How to choose the right password

Passwords are vital, but how should we select them?

TODO alt text

Passwords seem to be the modern version of the medieval hairshirt.

They seem to exist as an irritant to today's online life. You want access to your PC? Password, please. You want to add a Facebook status? Password! You want to check your bank account online? Password needed!

So, how do you create good ones? In fact, what are good ones? How do you remember them? How can you reduce the irritation?

In order to authenticate yourself to the systems you use every day – to prove to them that you are who you say you are – you use a password. This password, in theory anyway, is known only to yourself and the system you are trying to access – be it Facebook, Twitter, your bank, your email, your blog or anything else. It is a secret not to be revealed to third parties.

There is another essential piece to the authentication puzzle – your username – but this is generally your email address or your name in some concatenated form, and is easily discoverable. Your password is therefore the 'open sesame' that reveals everything about you. How can you make sure that your privacy remains intact and that the secret persists?

Let's approach the question from the viewpoint of a black hat hacker who wants to impersonate you for some system. To raise the stakes, let's assume that the system is your bank and the hacker wants to test your credit limit. How can he get your password?

Watch and learn

The first way is the simplest: he watches you as you type in your password. That way it doesn't matter how strong or weak your password is; the hacker just watches you enter it. I'm going to assume that you'd be aware of someone watching over your shoulder, so the question becomes how else could a hacker 'watch' you?

Back in March, RSA (producer of the SecurID systems used by corporations and the US Department of Defense) was hacked. Someone managed to gain access to internal systems and networks and steal secrets pertaining to the SecurID two-factor authentication key.

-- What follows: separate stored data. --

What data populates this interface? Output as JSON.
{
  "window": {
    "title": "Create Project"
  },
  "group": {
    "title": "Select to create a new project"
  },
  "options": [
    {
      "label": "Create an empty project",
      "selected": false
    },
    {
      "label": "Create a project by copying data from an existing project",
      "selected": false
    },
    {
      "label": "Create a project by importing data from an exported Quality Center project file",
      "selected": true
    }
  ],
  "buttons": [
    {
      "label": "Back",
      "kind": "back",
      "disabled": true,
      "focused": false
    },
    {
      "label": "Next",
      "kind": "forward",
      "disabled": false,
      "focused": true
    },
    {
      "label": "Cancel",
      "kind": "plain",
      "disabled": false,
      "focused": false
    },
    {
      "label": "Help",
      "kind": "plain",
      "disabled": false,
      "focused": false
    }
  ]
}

A couple of months later, they attempted to hack into Lockheed Martin, the defence contractor using them. How was this done? Simple – it was a phishing attack.

An email purporting to be about 2011 recruitment plans and containing an Excel spreadsheet was sent to several low-profile staff members at RSA, seemingly from a recruitment agency. The spreadsheet contained an embedded Adobe Flash object that in turn contained a zero-day vulnerability. Once the spreadsheet was opened, this malware installed a backdoor onto the machine, which gave the attackers access to the PC and the network.

At that point all bets are off. The attacker could install a keylogger and track exactly what you type at login screens – there goes a password. Even worse, they could download your system password files (those used by System Account Manager) and then crack them with a program like Ophcrack, which uses techniques like rainbow tables to reverse the hashed login data. There go all your passwords.

In fact, that last scenario brings up the whole subject of cracking passwords. There are two stages: guessing the password using some algorithm – usually brute-force by trying every permutation – and then validating the password against the system being hacked.

The issue with validating passwords is that many systems have built-in safeguards. Generally you only get so many attempts at trying a password before the system locks out the account being tried. Sometimes the system will also deliberately delay resetting the login screen by a few seconds to make trying many passwords extremely slow.

Note that a standalone Windows 7 machine has account lockout disabled by default, whereas a PC on a corporate network might have it enabled. If the system is embodied in a file – say the victim is using a password manager and the hacker has managed to capture the password file – the hacker's job is made much easier.

In essence, the online safeguards (limited number of password attempts, delay between attempts) are no longer in play and the hacker has free rein to try as many passwords as they like as quickly as possible. This is where the strength of the password comes into play.

Strength in numbers

When we access a new resource for which we have to create a password, we're generally given some guidelines for creating a strong password and discouraged from using weak ones. The guidelines usually include making passwords longer than some defined minimum (say, eight characters), not using normal words, using upper and lower case letters, and using numbers and punctuation symbols.

With luck, the screen where you enter your new password will have some kind of visual cue to show how good it is, like a progress bar coloured from red (bad) to green (good). The worst systems are those that limit your password to a low character count, restrict the characters used to just lowercase letters and digits, and so on. Such guidelines will automatically produce weak passwords.

The strength of a password is measured by its entropy, as a number of bits. The greater the number of bits the larger the entropy, and the harder it will be to crack the password.

Entropy is a concept from information theory, and is a measure of a message's predictability. For example, a series of tosses from a fair coin is unpredictable (we can't say what's coming next) and so has maximum entropy. Text in English – this article, for example – is fairly predictable in that we can make judgments about what's going to come next. The letter E appears far more often than Q, if there is a Q, it's likely that the next character will be U, and so on.

It's estimated that English text has an entropy of between one and 1.5 bits per (8-bit) character. In another sense, entropy is a measurement of how compressible a message is – how much fluff we can discard in compressing a message and still be able to reconstitute the original message at a moment's notice. If you like, the compressed message contains just the information content of the message.

We've all compressed a text file in a zip file to get 70-80 per cent compression or more; that is just an expression of the entropy of the text.